Hair products used primarily by black women and children contain a host of hazardous chemicals, a new study shows.
The findings could explain at least in part why African-American women go through puberty earlier and suffer from higher rates of asthma and reproductive diseases than other groups.
“The truly scary thing about this is that women are being exposed to these chemicals weekly and sometimes even daily, without their knowledge, because they assume a product is safe simply because it is on the shelf,” epidemiologist Tamarra James-Todd said after reviewing the report in Environmental Research. James-Todd, a professor at the Harvard T.H. Chan School of Public Health in Boston, supplied product information for the study but was not directly involved with the research.
Investigators tested 18 hair products - from hot-oil treatments to anti-frizz polishes, relaxers and conditioners - looking for the presence of chemicals called endocrine disrupters. These chemicals, which interfere with the way the body produces hormones, have been linked to reproductive disorders, birth defects, asthma and cancer.

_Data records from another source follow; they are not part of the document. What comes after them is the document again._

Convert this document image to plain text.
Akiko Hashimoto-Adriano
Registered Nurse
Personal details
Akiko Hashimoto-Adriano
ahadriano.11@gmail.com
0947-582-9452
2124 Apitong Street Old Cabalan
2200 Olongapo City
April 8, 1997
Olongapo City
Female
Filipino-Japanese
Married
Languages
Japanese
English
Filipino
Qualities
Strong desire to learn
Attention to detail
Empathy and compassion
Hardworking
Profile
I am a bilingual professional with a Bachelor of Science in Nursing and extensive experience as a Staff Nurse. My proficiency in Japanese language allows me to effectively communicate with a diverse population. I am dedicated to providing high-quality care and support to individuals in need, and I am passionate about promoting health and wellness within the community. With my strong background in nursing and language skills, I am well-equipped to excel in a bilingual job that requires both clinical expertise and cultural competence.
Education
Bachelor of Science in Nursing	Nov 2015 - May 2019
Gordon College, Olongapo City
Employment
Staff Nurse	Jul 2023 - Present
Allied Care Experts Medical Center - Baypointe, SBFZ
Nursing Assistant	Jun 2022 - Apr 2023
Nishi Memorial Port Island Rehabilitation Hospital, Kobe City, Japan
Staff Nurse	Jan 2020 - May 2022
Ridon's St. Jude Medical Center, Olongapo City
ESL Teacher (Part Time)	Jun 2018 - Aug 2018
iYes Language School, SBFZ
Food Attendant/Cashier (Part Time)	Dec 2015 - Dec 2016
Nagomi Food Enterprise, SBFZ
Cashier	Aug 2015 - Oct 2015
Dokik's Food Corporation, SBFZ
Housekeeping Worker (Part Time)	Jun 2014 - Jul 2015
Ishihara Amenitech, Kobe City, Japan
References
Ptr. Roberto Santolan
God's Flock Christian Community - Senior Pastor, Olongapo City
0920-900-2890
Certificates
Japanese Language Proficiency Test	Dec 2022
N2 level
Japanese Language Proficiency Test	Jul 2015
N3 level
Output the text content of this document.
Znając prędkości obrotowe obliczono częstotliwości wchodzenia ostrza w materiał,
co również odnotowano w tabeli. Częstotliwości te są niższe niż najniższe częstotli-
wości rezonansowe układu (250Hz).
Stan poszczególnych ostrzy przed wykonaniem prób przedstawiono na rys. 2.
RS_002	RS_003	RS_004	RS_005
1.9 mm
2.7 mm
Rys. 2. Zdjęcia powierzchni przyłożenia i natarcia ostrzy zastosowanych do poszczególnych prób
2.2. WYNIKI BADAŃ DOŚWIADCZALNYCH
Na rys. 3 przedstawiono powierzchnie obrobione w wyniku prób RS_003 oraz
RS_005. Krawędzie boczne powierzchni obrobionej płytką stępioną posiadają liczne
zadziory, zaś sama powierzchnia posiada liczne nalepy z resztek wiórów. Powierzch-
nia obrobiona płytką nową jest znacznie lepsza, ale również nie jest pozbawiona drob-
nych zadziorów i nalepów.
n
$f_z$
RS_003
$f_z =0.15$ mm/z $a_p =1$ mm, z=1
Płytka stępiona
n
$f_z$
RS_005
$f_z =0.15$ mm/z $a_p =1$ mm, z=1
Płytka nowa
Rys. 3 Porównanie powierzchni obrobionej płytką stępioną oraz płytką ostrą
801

Altogether, the researchers looked for 66 different endocrine disrupters. Each of the tested hair products contained at least four and as many as 30, said lead author Jessica Helm, a research fellow at the Silent Spring Institute in Newton, Massachusetts.
Eleven products contained chemicals prohibited in the European Union or flagged as a potential problem in California. The two hair products marketed to children contained the highest levels of banned or regulated chemicals, Helm said in a phone interview.
The vast majority of the chemicals discovered in the hair products - 84 percent - were not listed on the product labels.
“It’s widely known the U.S. is doing an inadequate job of testing and regulating chemicals,” Helm said. Companies are allowed to omit chemicals from product labels if they are fragrances and if they are considered a secret ingredient in the product formula.
“In many ways, we are protecting companies’ rights to privacy over consumers’ health, which seems backwards and can be particularly harmful to high-risk and vulnerable populations,” James-Todd said in an email.
Janette Robinson Flint, executive director of Black Women for Wellness in Los Angeles, said the study’s findings are proof that she and other black women “can’t shop our way out of this problem.”
“We also need manufacturers to disclose what’s in the products,” said Flint, who was not involved in the study. “We need some regulatory body to regulate these manufacturers so they don’t let them get away with not disclosing what is in the product and then using toxic products.”
She called the study long overdue. Researchers have known for years that black girls enter puberty earlier than other girls and that black women have disproportionately higher rates of deadly reproductive cancers, she said. Yet little prior research has been done.
“It’s as if our lives do not matter,” she said in a phone interview.
Helm pointed out that she and her team studied only 66 chemicals, just a fraction of those in hair products. There’s a “universe of other products we really don’t know much about,” she said.
Prior research has shown that black women use more hair products than other women and suffer disproportionately from uterine fibroids, early puberty and infertility, Helm said. In addition, their rates of endometrial and breast cancers are on the rise.
The current study can’t prove that the presence of endocrine disrupting chemicals in hair products actually causes these or other problems. But the study does point to them as a potential source, Helm said.
She, James-Todd and Flint encouraged more regulation of the contents of hair products targeted to black women and personal-care products in general. Senators Susan Collins (R-Maine) and Dianne Feinstein (D-California) have introduced legislation (the Personal Care Products Safety Act) that would further empower the US Food and Drug Administration to regulate ingredients in cosmetics and personal-care products.
Flint also welcomed a fashion trend toward more natural hairstyles for black women and children.
“The more natural styles come into fashion, and the more skills black moms have in styling their children’s hair in natural hairstyles, the less vulnerable our children will be to overexposure to toxic chemicals and having their immune systems compromised by having to fight these toxic chemicals,” she said.